I sank down in my seat, arms crossed over my chest.  After a second I rolled my window down, threw out the detonator—what kind of stupid souvenir would that thing make? 

Jack chuckled. 

"You're just as bad as I am, Lory.  We deserve each other."

"You attacked him," I said.  "After he saved your life."

"You would've done the same."

"…You hit me."

"Payback," he countered.  "for that time in the bar when you slugged me while that guy had a hold of my arms."

"How can we go home?" I asked.  "Without Holiday and Arthur and Kit?  What will the rest of the Newly Dead think?"

"…I haven't gotten that far, yet.  Let's just think of how nice it'll be to get home and relax." 

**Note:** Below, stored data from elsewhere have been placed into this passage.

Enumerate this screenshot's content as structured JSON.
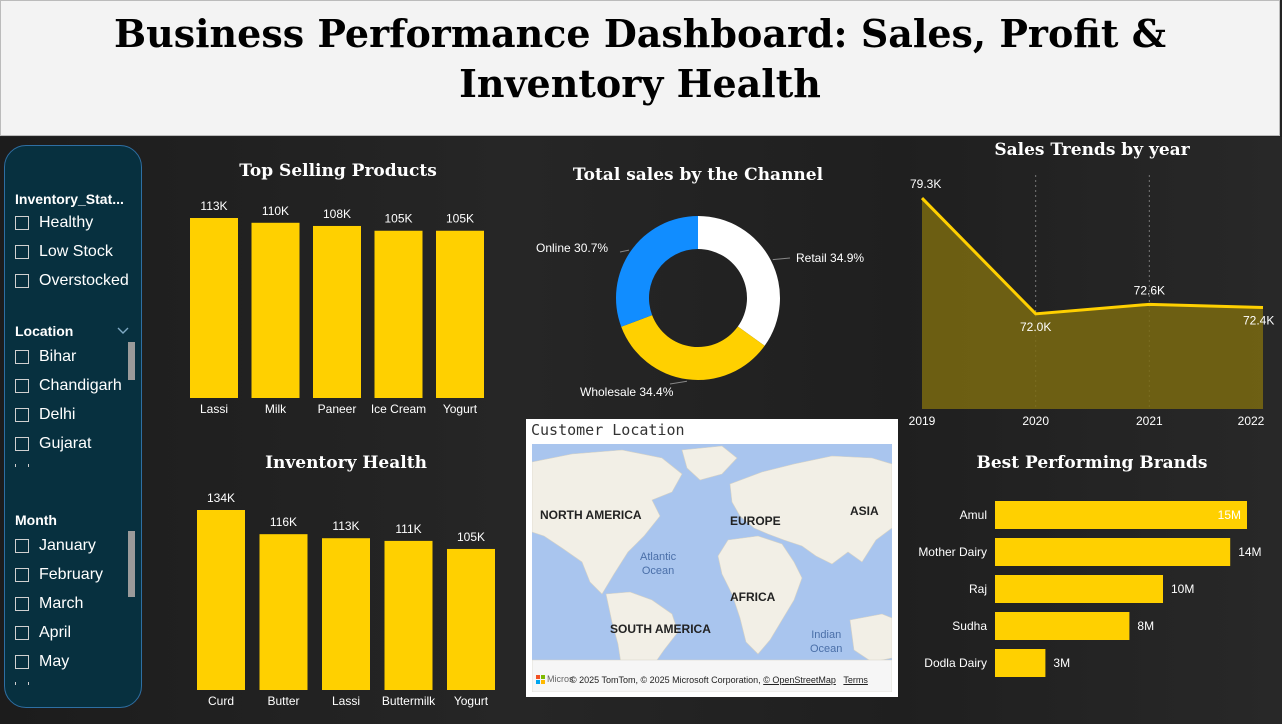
{
  "header": {
    "title": "Business Performance Dashboard: Sales, Profit & Inventory Health"
  },
  "slicers": {
    "inventory": {
      "title": "Inventory_Stat...",
      "options": [
        "Healthy",
        "Low Stock",
        "Overstocked"
      ]
    },
    "location": {
      "title": "Location",
      "options": [
        "Bihar",
        "Chandigarh",
        "Delhi",
        "Gujarat"
      ]
    },
    "month": {
      "title": "Month",
      "options": [
        "January",
        "February",
        "March",
        "April",
        "May"
      ]
    }
  },
  "top_selling": {
    "title": "Top Selling Products"
  },
  "inventory_health": {
    "title": "Inventory Health"
  },
  "channel_sales": {
    "title": "Total sales by the Channel"
  },
  "sales_trends": {
    "title": "Sales Trends by year"
  },
  "best_brands": {
    "title": "Best Performing Brands"
  },
  "map": {
    "title": "Customer Location",
    "labels": {
      "north_america": "NORTH AMERICA",
      "europe": "EUROPE",
      "asia": "ASIA",
      "africa": "AFRICA",
      "south_america": "SOUTH AMERICA",
      "atlantic": "Atlantic\nOcean",
      "indian": "Indian\nOcean"
    },
    "credit": "© 2025 TomTom, © 2025 Microsoft Corporation,",
    "credit_osm": "© OpenStreetMap",
    "credit_terms": "Terms",
    "logo": "Micros"
  },
  "colors": {
    "bar": "#ffd000",
    "online": "#118dff",
    "retail": "#ffffff",
    "wholesale": "#ffd000",
    "area_fill": "#7a6a10",
    "slicer_bg": "#07303f"
  },
  "chart_data": [
    {
      "id": "top_selling",
      "type": "bar",
      "title": "Top Selling Products",
      "categories": [
        "Lassi",
        "Milk",
        "Paneer",
        "Ice Cream",
        "Yogurt"
      ],
      "values": [
        113000,
        110000,
        108000,
        105000,
        105000
      ],
      "labels": [
        "113K",
        "110K",
        "108K",
        "105K",
        "105K"
      ]
    },
    {
      "id": "inventory_health",
      "type": "bar",
      "title": "Inventory Health",
      "categories": [
        "Curd",
        "Butter",
        "Lassi",
        "Buttermilk",
        "Yogurt"
      ],
      "values": [
        134000,
        116000,
        113000,
        111000,
        105000
      ],
      "labels": [
        "134K",
        "116K",
        "113K",
        "111K",
        "105K"
      ]
    },
    {
      "id": "channel_sales",
      "type": "pie",
      "title": "Total sales by the Channel",
      "slices": [
        {
          "name": "Retail",
          "value": 34.9,
          "label": "Retail 34.9%"
        },
        {
          "name": "Wholesale",
          "value": 34.4,
          "label": "Wholesale 34.4%"
        },
        {
          "name": "Online",
          "value": 30.7,
          "label": "Online 30.7%"
        }
      ]
    },
    {
      "id": "sales_trends",
      "type": "area",
      "title": "Sales Trends by year",
      "x": [
        "2019",
        "2020",
        "2021",
        "2022"
      ],
      "values": [
        79300,
        72000,
        72600,
        72400
      ],
      "labels": [
        "79.3K",
        "72.0K",
        "72.6K",
        "72.4K"
      ]
    },
    {
      "id": "best_brands",
      "type": "bar",
      "orientation": "horizontal",
      "title": "Best Performing Brands",
      "categories": [
        "Amul",
        "Mother Dairy",
        "Raj",
        "Sudha",
        "Dodla Dairy"
      ],
      "values": [
        15000000,
        14000000,
        10000000,
        8000000,
        3000000
      ],
      "labels": [
        "15M",
        "14M",
        "10M",
        "8M",
        "3M"
      ]
    }
  ]
}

"Who cares?" I snapped.  "We could sleep in the car.  Thistle isn't there.  Magdalena isn't there.  The most important female in my life right now is one who likes to whisper existential nonsense in my ear at inopportune moments." 

"Well," Jack said, "at least you've got a friend." He glanced over at me, smiled. 

I looked at him for a moment—that familiar face that I still, somehow, felt that I was seeing—really seeing—for the first time. 

"I'm sorry I hit you," he said. 

"Yeah," I agreed after a moment.  "I'm sorry I hit you, too."

Silence for a moment, and then our driveway was in sight.  Jack pulled into it.  Immediately the atmosphere in the car changed.  Something… something wasn't right. 

As we got closer to the house it became obvious.  Red and blue flashing lights were visible through the trees.

"No…" Jack said.

"How did they…" I started to ask, and then trailed off.

The Seraphim.

"Shit," was all Jack said. 

There were five cars, a S.W.A.T. van.  Through the trees, I could make out a Seraphim leading Jethro and Gladiola out of the house in handcuffs.  What this meant didn't quite sink in. 

"Have they seen the headlights?" Jack wondered. 

"Jack!" I said.  "What do we do?"  I searched his face, hoping he had an answer. 

He turned to me and smiled, the lights of the squad cars reflecting off of his face, the whites of his eyes, his dark hair. 

"There are other people out there like us, Lory," he said.  "We'll just have to go find them."

"What?" I asked.  "Just leave all of this behind?  You own this house and this land." 

"Nobody really owns land, Lory.  All we've really got are ourselves.  You said it yourself.  There's nothing here for either of us." 

"So we just… leave?"

It was too surreal—the timing of it all.  Why had the Seraphim chosen this particular night, this particular time, the only time we'd been out for several days, to come haul us away to jail?  It was almost as though it was fated—like it was meant to happen.  Like we were meant to escape this end.    

"Sure," Jack said. 

"Where will we go?" I wondered, almost panicked.  "They'll find us.  One of the Newly Dead will tell them all about us.  We'll have to…  have to change our identities!" 

"So?"

"So?"  I couldn't think of anything to say to that.  How could he brush it off so easily? 

"Yeah, so?  It's not like we don't have experience making fake papers.  Think of it this way, Lory—you won't have to be illegal anymore." 

"What about the explosives?  Where could we possibly get more?  We have to at least wait until they leave tonight and get what's left—"

"There's nothing left, Lory.  Nothing.  And they'll leave somebody here for a long time, I bet."

"But—"

"Look," he said, with a disarmingly calm smile.  "It's either get the hell outta here, now," he said, "Or go to jail.  For a long, long time." 

"I guess there's not really a choice, then," I said, really thinking about going to jail, "is there?"

"Not really.  Let's get out of here."  

"Whatever you say, Jack," I muttered.

 "Right," Jack Dandy said, laughing. 

He threw the van into reverse and peeled out of the driveway.  In a matter of moments we were hurtling back down the highway, toward some distant, brighter future.  Or possibly a darker, hopeless one.  It was hard to be sure, but I did know this—the world hadn't yet heard the last from either Alister Siderius or Jack Dandy.